Opinion
July 29, 1996
Appeal from the Supreme Court, Westchester County (Fredman, J.).
Ordered that the judgment is reversed, on the law, with costs, the petition is denied, and the proceeding is dismissed on the merits.
The petitioners owned a substantial parcel of land in the Town of Greenburgh. The land had long been divided by deed into three lots, but the petitioners had never sought a legal subdivision. The front lot contained a family-owned retail nursery and gardening center, and the rear two lots contained residences. When the petitioners sought to obtain a legal subdivision of their lots, the Planning Board of the Town of Greenburgh (hereinafter the Planning Board) granted their application but, citing the local zoning ordinance which prohibited accessory uses in the front yard, required the petitioners to remove the inventory which had been stored in the front yard of the gardening center, as well as the fence surrounding the inventory.

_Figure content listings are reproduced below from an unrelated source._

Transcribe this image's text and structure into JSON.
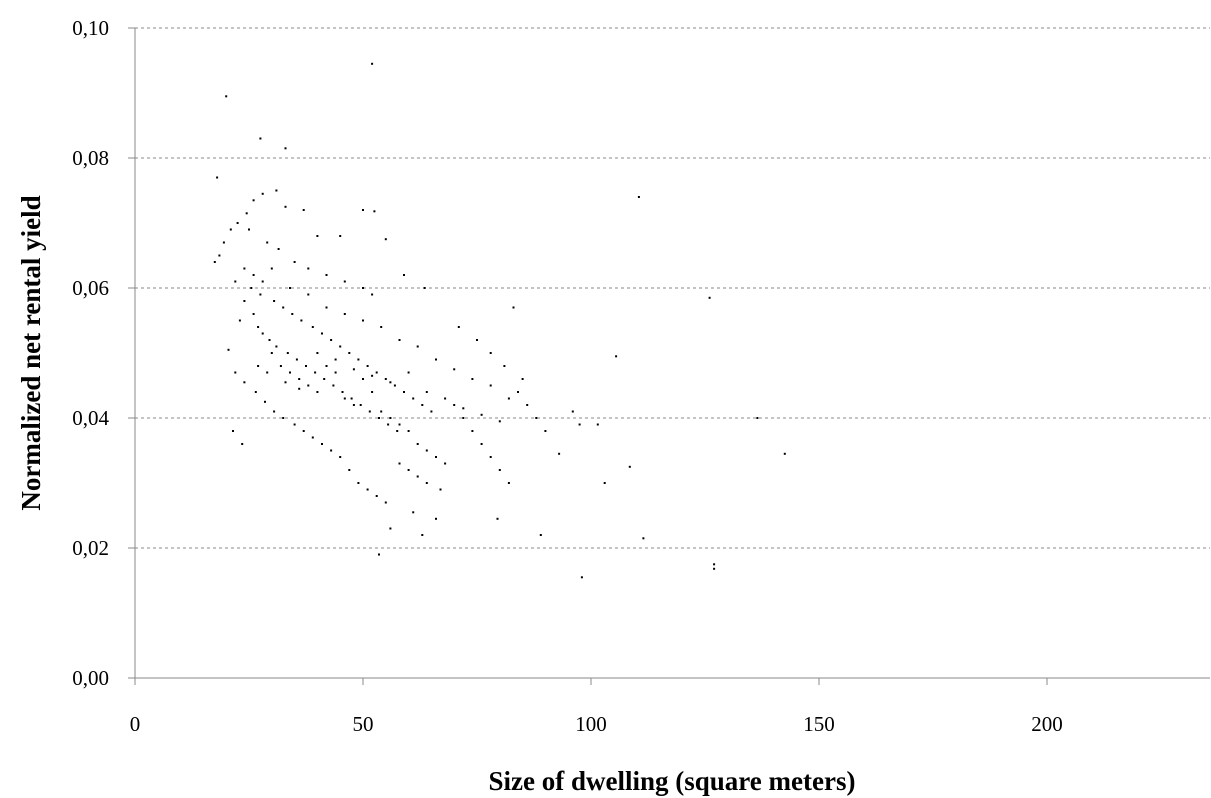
{
  "chart_data": {
    "type": "scatter",
    "title": "",
    "xlabel": "Size of dwelling (square meters)",
    "ylabel": "Normalized net rental yield",
    "xlim": [
      0,
      236
    ],
    "ylim": [
      0,
      0.1
    ],
    "x_ticks": [
      "0",
      "50",
      "100",
      "150",
      "200"
    ],
    "y_ticks": [
      "0,00",
      "0,02",
      "0,04",
      "0,06",
      "0,08",
      "0,10"
    ],
    "grid": "horizontal dashed",
    "legend": "none",
    "point_color": "#000000",
    "series": [
      {
        "points": [
          [
            20.0,
            0.0895
          ],
          [
            52.0,
            0.0945
          ],
          [
            33.0,
            0.0815
          ],
          [
            27.5,
            0.083
          ],
          [
            18.0,
            0.077
          ],
          [
            110.5,
            0.074
          ],
          [
            50.0,
            0.072
          ],
          [
            52.5,
            0.0718
          ],
          [
            126.0,
            0.0585
          ],
          [
            105.5,
            0.0495
          ],
          [
            136.5,
            0.04
          ],
          [
            142.5,
            0.0345
          ],
          [
            101.5,
            0.039
          ],
          [
            108.5,
            0.0325
          ],
          [
            103.0,
            0.03
          ],
          [
            111.5,
            0.0215
          ],
          [
            98.0,
            0.0155
          ],
          [
            127.0,
            0.0175
          ],
          [
            127.0,
            0.0168
          ],
          [
            53.5,
            0.019
          ],
          [
            20.5,
            0.0505
          ],
          [
            22.0,
            0.061
          ],
          [
            24.0,
            0.058
          ],
          [
            26.0,
            0.056
          ],
          [
            28.0,
            0.053
          ],
          [
            30.0,
            0.05
          ],
          [
            32.0,
            0.048
          ],
          [
            34.0,
            0.047
          ],
          [
            36.0,
            0.046
          ],
          [
            38.0,
            0.045
          ],
          [
            40.0,
            0.044
          ],
          [
            42.0,
            0.048
          ],
          [
            44.0,
            0.047
          ],
          [
            46.0,
            0.043
          ],
          [
            48.0,
            0.042
          ],
          [
            50.0,
            0.046
          ],
          [
            52.0,
            0.044
          ],
          [
            54.0,
            0.041
          ],
          [
            56.0,
            0.04
          ],
          [
            58.0,
            0.039
          ],
          [
            60.0,
            0.038
          ],
          [
            62.0,
            0.036
          ],
          [
            64.0,
            0.035
          ],
          [
            66.0,
            0.034
          ],
          [
            68.0,
            0.033
          ],
          [
            70.0,
            0.042
          ],
          [
            72.0,
            0.04
          ],
          [
            74.0,
            0.038
          ],
          [
            76.0,
            0.036
          ],
          [
            78.0,
            0.034
          ],
          [
            80.0,
            0.032
          ],
          [
            82.0,
            0.03
          ],
          [
            84.0,
            0.044
          ],
          [
            86.0,
            0.042
          ],
          [
            88.0,
            0.04
          ],
          [
            90.0,
            0.038
          ],
          [
            85.0,
            0.046
          ],
          [
            79.5,
            0.0245
          ],
          [
            66.0,
            0.0245
          ],
          [
            63.0,
            0.022
          ],
          [
            61.0,
            0.0255
          ],
          [
            56.0,
            0.023
          ],
          [
            89.0,
            0.022
          ],
          [
            93.0,
            0.0345
          ],
          [
            96.0,
            0.041
          ],
          [
            97.5,
            0.039
          ],
          [
            71.0,
            0.054
          ],
          [
            75.0,
            0.052
          ],
          [
            78.0,
            0.05
          ],
          [
            81.0,
            0.048
          ],
          [
            83.0,
            0.057
          ],
          [
            59.0,
            0.062
          ],
          [
            63.5,
            0.06
          ],
          [
            55.0,
            0.0675
          ],
          [
            45.0,
            0.068
          ],
          [
            40.0,
            0.068
          ],
          [
            37.0,
            0.072
          ],
          [
            33.0,
            0.0725
          ],
          [
            31.0,
            0.075
          ],
          [
            28.0,
            0.0745
          ],
          [
            26.0,
            0.0735
          ],
          [
            24.5,
            0.0715
          ],
          [
            22.5,
            0.07
          ],
          [
            21.0,
            0.069
          ],
          [
            19.5,
            0.067
          ],
          [
            18.5,
            0.065
          ],
          [
            17.5,
            0.064
          ],
          [
            25.0,
            0.069
          ],
          [
            29.0,
            0.067
          ],
          [
            31.5,
            0.066
          ],
          [
            35.0,
            0.064
          ],
          [
            38.0,
            0.063
          ],
          [
            42.0,
            0.062
          ],
          [
            46.0,
            0.061
          ],
          [
            50.0,
            0.06
          ],
          [
            52.0,
            0.059
          ],
          [
            23.0,
            0.055
          ],
          [
            27.0,
            0.054
          ],
          [
            29.5,
            0.052
          ],
          [
            31.0,
            0.051
          ],
          [
            33.5,
            0.05
          ],
          [
            35.5,
            0.049
          ],
          [
            37.5,
            0.048
          ],
          [
            39.5,
            0.047
          ],
          [
            41.5,
            0.046
          ],
          [
            43.5,
            0.045
          ],
          [
            45.5,
            0.044
          ],
          [
            47.5,
            0.043
          ],
          [
            49.5,
            0.042
          ],
          [
            51.5,
            0.041
          ],
          [
            53.5,
            0.04
          ],
          [
            55.5,
            0.039
          ],
          [
            57.5,
            0.038
          ],
          [
            25.5,
            0.06
          ],
          [
            27.5,
            0.059
          ],
          [
            30.5,
            0.058
          ],
          [
            32.5,
            0.057
          ],
          [
            34.5,
            0.056
          ],
          [
            36.5,
            0.055
          ],
          [
            39.0,
            0.054
          ],
          [
            41.0,
            0.053
          ],
          [
            43.0,
            0.052
          ],
          [
            45.0,
            0.051
          ],
          [
            47.0,
            0.05
          ],
          [
            49.0,
            0.049
          ],
          [
            51.0,
            0.048
          ],
          [
            53.0,
            0.047
          ],
          [
            55.0,
            0.046
          ],
          [
            57.0,
            0.045
          ],
          [
            59.0,
            0.044
          ],
          [
            61.0,
            0.043
          ],
          [
            63.0,
            0.042
          ],
          [
            65.0,
            0.041
          ],
          [
            22.0,
            0.047
          ],
          [
            24.0,
            0.0455
          ],
          [
            26.5,
            0.044
          ],
          [
            28.5,
            0.0425
          ],
          [
            30.5,
            0.041
          ],
          [
            32.5,
            0.04
          ],
          [
            35.0,
            0.039
          ],
          [
            37.0,
            0.038
          ],
          [
            39.0,
            0.037
          ],
          [
            41.0,
            0.036
          ],
          [
            43.0,
            0.035
          ],
          [
            45.0,
            0.034
          ],
          [
            47.0,
            0.032
          ],
          [
            49.0,
            0.03
          ],
          [
            51.0,
            0.029
          ],
          [
            53.0,
            0.028
          ],
          [
            55.0,
            0.027
          ],
          [
            58.0,
            0.033
          ],
          [
            60.0,
            0.032
          ],
          [
            62.0,
            0.031
          ],
          [
            64.0,
            0.03
          ],
          [
            67.0,
            0.029
          ],
          [
            21.5,
            0.038
          ],
          [
            23.5,
            0.036
          ],
          [
            27.0,
            0.048
          ],
          [
            29.0,
            0.047
          ],
          [
            33.0,
            0.0455
          ],
          [
            36.0,
            0.0445
          ],
          [
            40.0,
            0.05
          ],
          [
            44.0,
            0.049
          ],
          [
            48.0,
            0.0475
          ],
          [
            52.0,
            0.0465
          ],
          [
            56.0,
            0.0455
          ],
          [
            60.0,
            0.047
          ],
          [
            64.0,
            0.044
          ],
          [
            68.0,
            0.043
          ],
          [
            72.0,
            0.0415
          ],
          [
            76.0,
            0.0405
          ],
          [
            80.0,
            0.0395
          ],
          [
            24.0,
            0.063
          ],
          [
            26.0,
            0.062
          ],
          [
            28.0,
            0.061
          ],
          [
            30.0,
            0.063
          ],
          [
            34.0,
            0.06
          ],
          [
            38.0,
            0.059
          ],
          [
            42.0,
            0.057
          ],
          [
            46.0,
            0.056
          ],
          [
            50.0,
            0.055
          ],
          [
            54.0,
            0.054
          ],
          [
            58.0,
            0.052
          ],
          [
            62.0,
            0.051
          ],
          [
            66.0,
            0.049
          ],
          [
            70.0,
            0.0475
          ],
          [
            74.0,
            0.046
          ],
          [
            78.0,
            0.045
          ],
          [
            82.0,
            0.043
          ]
        ]
      }
    ]
  }
}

In this proceeding pursuant to CPLR article 78, the petitioners challenged the imposition of the condition that they remove the inventory and the fence. In a judgment entered May 18, 1995, the Supreme Court, Westchester County, set aside the condition and ordered the Planning Board to approve the subdivision application. We reverse.
The Planning Board's interpretation of the local zoning ordinances is entitled to deference unless arbitrary, unreasonable, irrational, or made in bad faith (see, Matter of Cowan v. Kern, 41 N.Y.2d 591, 599). None of those situations are presented on the record before us. Indeed, a plain reading of the applicable zoning ordinances reveals that they unambiguously prohibit the accessory use of the petitioners' front yard (see, Town of Greenburgh Zoning Code § 285-28 [A] [1] [e]; § 285-36 [I]). Under these circumstances, the Planning Board's determination should have been sustained and the petition should have been denied. Thompson, J.P., Joy, Krausman and Florio, JJ., concur.